# KOHLER GENERATOR WONT START



## ride

i have a kohler 7000 watt generator that ran when i bought it. it is a gas generator. i brought it on a trip and it would not start. it won't even turn over. i bypassed the solenoid and took power right to the starter, she cranks but will not start. i tried a new solenoid and nothing again. changed spark plugs as well
Its in a 1995 gorgie boy  
 thanks Mike


----------



## LEN

Re: KOHLER GENERATOR WONT START

Welcome

Fuel Do you have enough in the tank to draw? Spark When you turn it over does it Spark the plugs? Check wires to control board.
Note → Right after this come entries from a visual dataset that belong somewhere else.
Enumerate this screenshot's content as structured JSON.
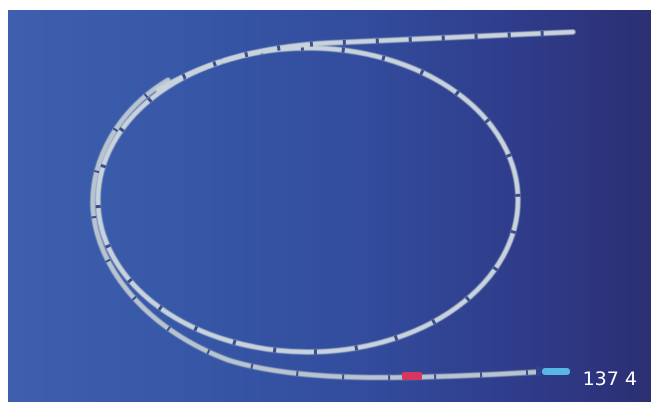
{
  "photo": {
    "subject": "catheter-wire-loop",
    "label": "137 4",
    "colors": {
      "background_left": "#3f5fae",
      "background_right": "#2c2f73",
      "wire": "#c8d3dc",
      "red_marker": "#d9365f",
      "blue_tip": "#57b7e6"
    }
  }
}
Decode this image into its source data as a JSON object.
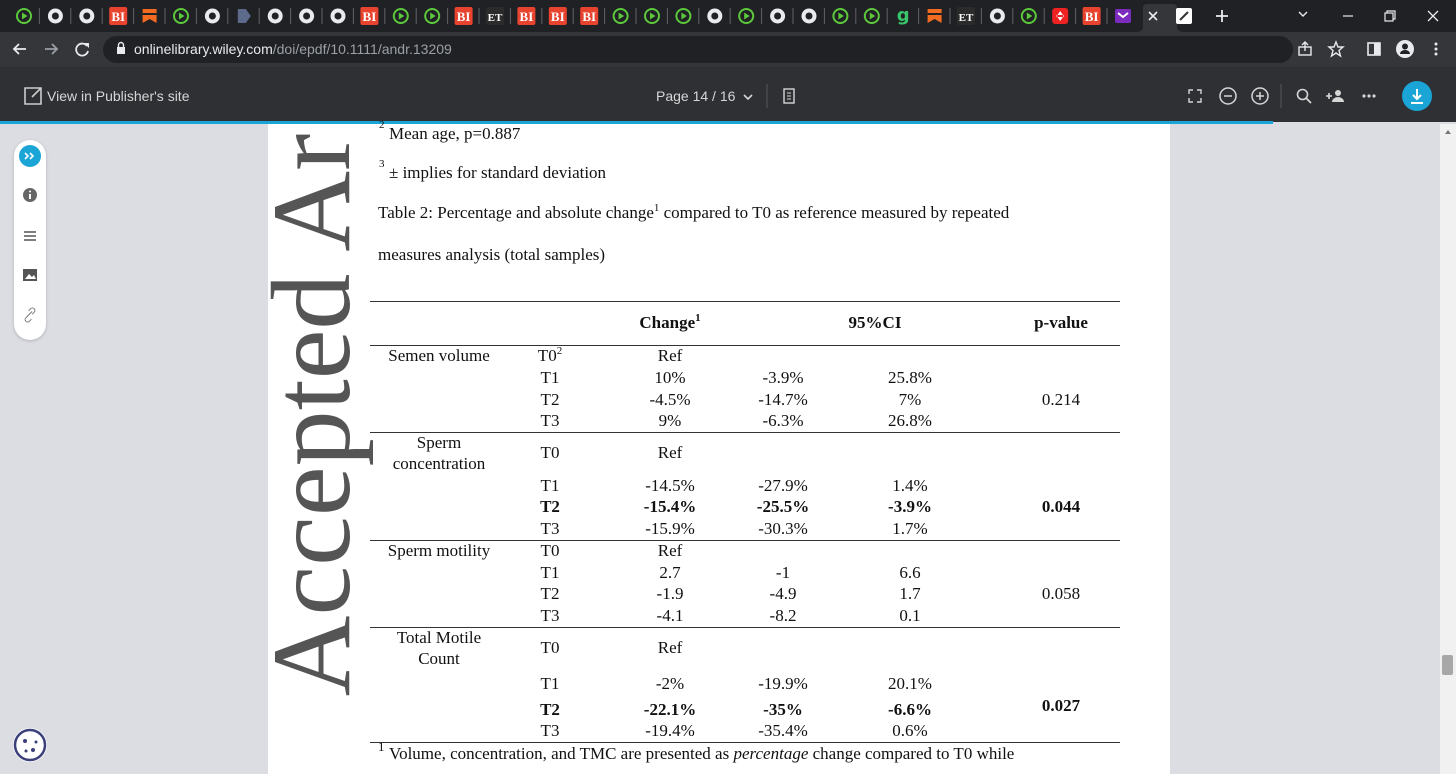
{
  "browser": {
    "tab_badges": [
      "BI",
      "BI",
      "BI",
      "ET",
      "BI",
      "BI",
      "BI",
      "g",
      "ET",
      "BI"
    ],
    "url_host": "onlinelibrary.wiley.com",
    "url_path": "/doi/epdf/10.1111/andr.13209"
  },
  "viewer": {
    "publisher_link": "View in Publisher's site",
    "page_indicator": "Page 14 / 16"
  },
  "document": {
    "watermark": "Accepted Ar",
    "notes": [
      {
        "mark": "2",
        "text": "Mean age, p=0.887"
      },
      {
        "mark": "3",
        "text": "± implies for standard deviation"
      }
    ],
    "caption": {
      "before": "Table 2: Percentage and absolute change",
      "sup": "1",
      "after": " compared to T0 as reference measured by repeated",
      "line2": "measures analysis (total samples)"
    },
    "table": {
      "header": {
        "change": "Change",
        "change_sup": "1",
        "ci": "95%CI",
        "p_value": "p-value"
      },
      "groups": [
        {
          "name": [
            "Semen volume"
          ],
          "p_value": "0.214",
          "rows": [
            {
              "time": "T0",
              "time_sup": "2",
              "change": "Ref"
            },
            {
              "time": "T1",
              "change": "10%",
              "ci_low": "-3.9%",
              "ci_high": "25.8%"
            },
            {
              "time": "T2",
              "change": "-4.5%",
              "ci_low": "-14.7%",
              "ci_high": "7%"
            },
            {
              "time": "T3",
              "change": "9%",
              "ci_low": "-6.3%",
              "ci_high": "26.8%"
            }
          ]
        },
        {
          "name": [
            "Sperm",
            "concentration"
          ],
          "p_value": "0.044",
          "p_bold": true,
          "rows": [
            {
              "time": "T0",
              "change": "Ref"
            },
            {
              "time": "T1",
              "change": "-14.5%",
              "ci_low": "-27.9%",
              "ci_high": "1.4%"
            },
            {
              "time": "T2",
              "change": "-15.4%",
              "ci_low": "-25.5%",
              "ci_high": "-3.9%",
              "bold": true
            },
            {
              "time": "T3",
              "change": "-15.9%",
              "ci_low": "-30.3%",
              "ci_high": "1.7%"
            }
          ]
        },
        {
          "name": [
            "Sperm motility"
          ],
          "p_value": "0.058",
          "rows": [
            {
              "time": "T0",
              "change": "Ref"
            },
            {
              "time": "T1",
              "change": "2.7",
              "ci_low": "-1",
              "ci_high": "6.6"
            },
            {
              "time": "T2",
              "change": "-1.9",
              "ci_low": "-4.9",
              "ci_high": "1.7"
            },
            {
              "time": "T3",
              "change": "-4.1",
              "ci_low": "-8.2",
              "ci_high": "0.1"
            }
          ]
        },
        {
          "name": [
            "Total Motile",
            "Count"
          ],
          "p_value": "0.027",
          "p_bold": true,
          "rows": [
            {
              "time": "T0",
              "change": "Ref"
            },
            {
              "time": "T1",
              "change": "-2%",
              "ci_low": "-19.9%",
              "ci_high": "20.1%"
            },
            {
              "time": "T2",
              "change": "-22.1%",
              "ci_low": "-35%",
              "ci_high": "-6.6%",
              "bold": true
            },
            {
              "time": "T3",
              "change": "-19.4%",
              "ci_low": "-35.4%",
              "ci_high": "0.6%"
            }
          ]
        }
      ]
    },
    "footnote": {
      "mark": "1",
      "before": "Volume, concentration, and TMC are presented as ",
      "italic": "percentage",
      "after": " change compared to T0 while"
    }
  }
}
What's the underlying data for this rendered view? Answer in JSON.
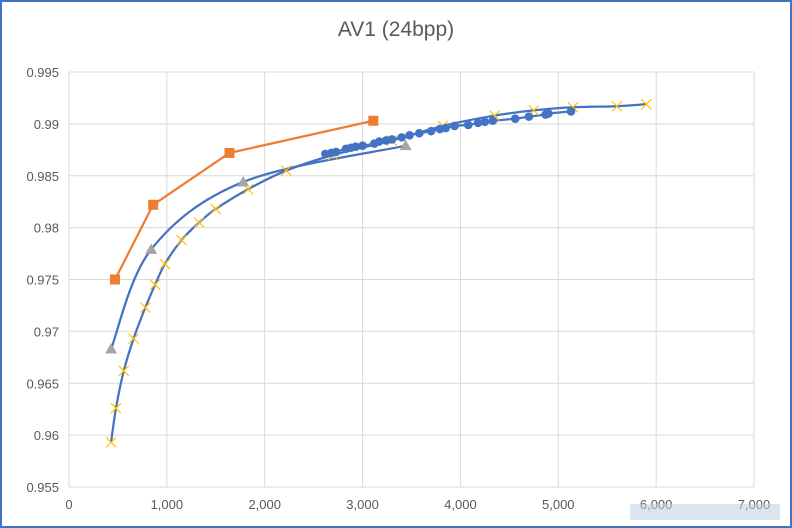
{
  "chart_data": {
    "type": "scatter",
    "title": "AV1 (24bpp)",
    "xlabel": "",
    "ylabel": "",
    "xlim": [
      0,
      7000
    ],
    "ylim": [
      0.955,
      0.995
    ],
    "x_ticks": [
      "0",
      "1,000",
      "2,000",
      "3,000",
      "4,000",
      "5,000",
      "6,000",
      "7,000"
    ],
    "y_ticks": [
      "0.955",
      "0.96",
      "0.965",
      "0.97",
      "0.975",
      "0.98",
      "0.985",
      "0.99",
      "0.995"
    ],
    "grid": true,
    "legend": "none",
    "series": [
      {
        "marker": "x",
        "line": "smooth",
        "color": "#ffc000",
        "line_color": "#4472c4",
        "points": [
          [
            430,
            0.9593
          ],
          [
            480,
            0.9626
          ],
          [
            560,
            0.9662
          ],
          [
            660,
            0.9693
          ],
          [
            780,
            0.9723
          ],
          [
            880,
            0.9745
          ],
          [
            980,
            0.9765
          ],
          [
            1150,
            0.9788
          ],
          [
            1330,
            0.9805
          ],
          [
            1500,
            0.9818
          ],
          [
            1830,
            0.9837
          ],
          [
            2220,
            0.9855
          ],
          [
            2700,
            0.987
          ],
          [
            3300,
            0.9884
          ],
          [
            3820,
            0.9898
          ],
          [
            4350,
            0.9908
          ],
          [
            4750,
            0.9913
          ],
          [
            5150,
            0.9916
          ],
          [
            5600,
            0.9917
          ],
          [
            5900,
            0.9919
          ]
        ]
      },
      {
        "marker": "circle",
        "line": "smooth",
        "color": "#4472c4",
        "line_color": "#4472c4",
        "points": [
          [
            2620,
            0.9871
          ],
          [
            2680,
            0.9872
          ],
          [
            2730,
            0.9873
          ],
          [
            2830,
            0.9876
          ],
          [
            2880,
            0.9877
          ],
          [
            2930,
            0.9878
          ],
          [
            3000,
            0.9879
          ],
          [
            3120,
            0.9881
          ],
          [
            3170,
            0.9883
          ],
          [
            3240,
            0.9884
          ],
          [
            3300,
            0.9885
          ],
          [
            3400,
            0.9887
          ],
          [
            3480,
            0.9889
          ],
          [
            3580,
            0.9891
          ],
          [
            3700,
            0.9893
          ],
          [
            3790,
            0.9895
          ],
          [
            3850,
            0.9896
          ],
          [
            3940,
            0.9898
          ],
          [
            4080,
            0.9899
          ],
          [
            4180,
            0.9901
          ],
          [
            4250,
            0.9902
          ],
          [
            4330,
            0.9903
          ],
          [
            4560,
            0.9905
          ],
          [
            4700,
            0.9907
          ],
          [
            4870,
            0.9909
          ],
          [
            4900,
            0.991
          ],
          [
            5130,
            0.9912
          ]
        ]
      },
      {
        "marker": "triangle",
        "line": "smooth",
        "color": "#a5a5a5",
        "line_color": "#4472c4",
        "points": [
          [
            430,
            0.9683
          ],
          [
            840,
            0.9779
          ],
          [
            1780,
            0.9844
          ],
          [
            3440,
            0.9879
          ]
        ]
      },
      {
        "marker": "square",
        "line": "straight",
        "color": "#ed7d31",
        "line_color": "#ed7d31",
        "points": [
          [
            470,
            0.975
          ],
          [
            860,
            0.9822
          ],
          [
            1640,
            0.9872
          ],
          [
            3110,
            0.9903
          ]
        ]
      }
    ]
  }
}
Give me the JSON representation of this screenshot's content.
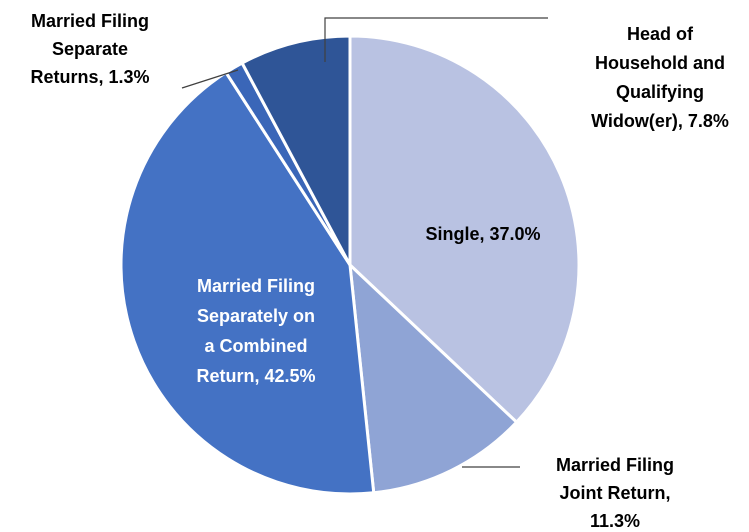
{
  "chart_data": {
    "type": "pie",
    "values": [
      37.0,
      11.3,
      42.5,
      1.3,
      7.8
    ],
    "labels": [
      [
        "Single, 37.0%"
      ],
      [
        "Married Filing",
        "Joint Return,",
        "11.3%"
      ],
      [
        "Married Filing",
        "Separately on",
        "a Combined",
        "Return, 42.5%"
      ],
      [
        "Married Filing",
        "Separate",
        "Returns, 1.3%"
      ],
      [
        "Head of",
        "Household and",
        "Qualifying",
        "Widow(er), 7.8%"
      ]
    ],
    "colors": [
      "#b9c2e2",
      "#8fa4d5",
      "#4472c4",
      "#3a66b8",
      "#2f5597"
    ]
  }
}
If you just jump the solenoid you get starter engagement but no power to the coil. 

LEN


----------



## TexasClodhopper

Re: KOHLER GENERATOR WONT START

Like Len says, you have to separately check for electric, fuel, spark and don't forget air.


----------



## ride

RE: KOHLER GENERATOR WONT START

Len / Texas - Thanks for the quick reply.

- Fuel is good
- It won't turn over so I cleaned all the battery connections
- I've got power going to the coil
- The fuse looks good
- The circuit board connections all look good & clean

Are there any safety switches? Like low oil pressure...and if so, would it prevent it from turning over? Or maybe the the timer, if it's broken? anything else I could check?

Appreciate all you do!


----------



## davidjlaylon1270

Yes there are relays and a low oil shut off.


----------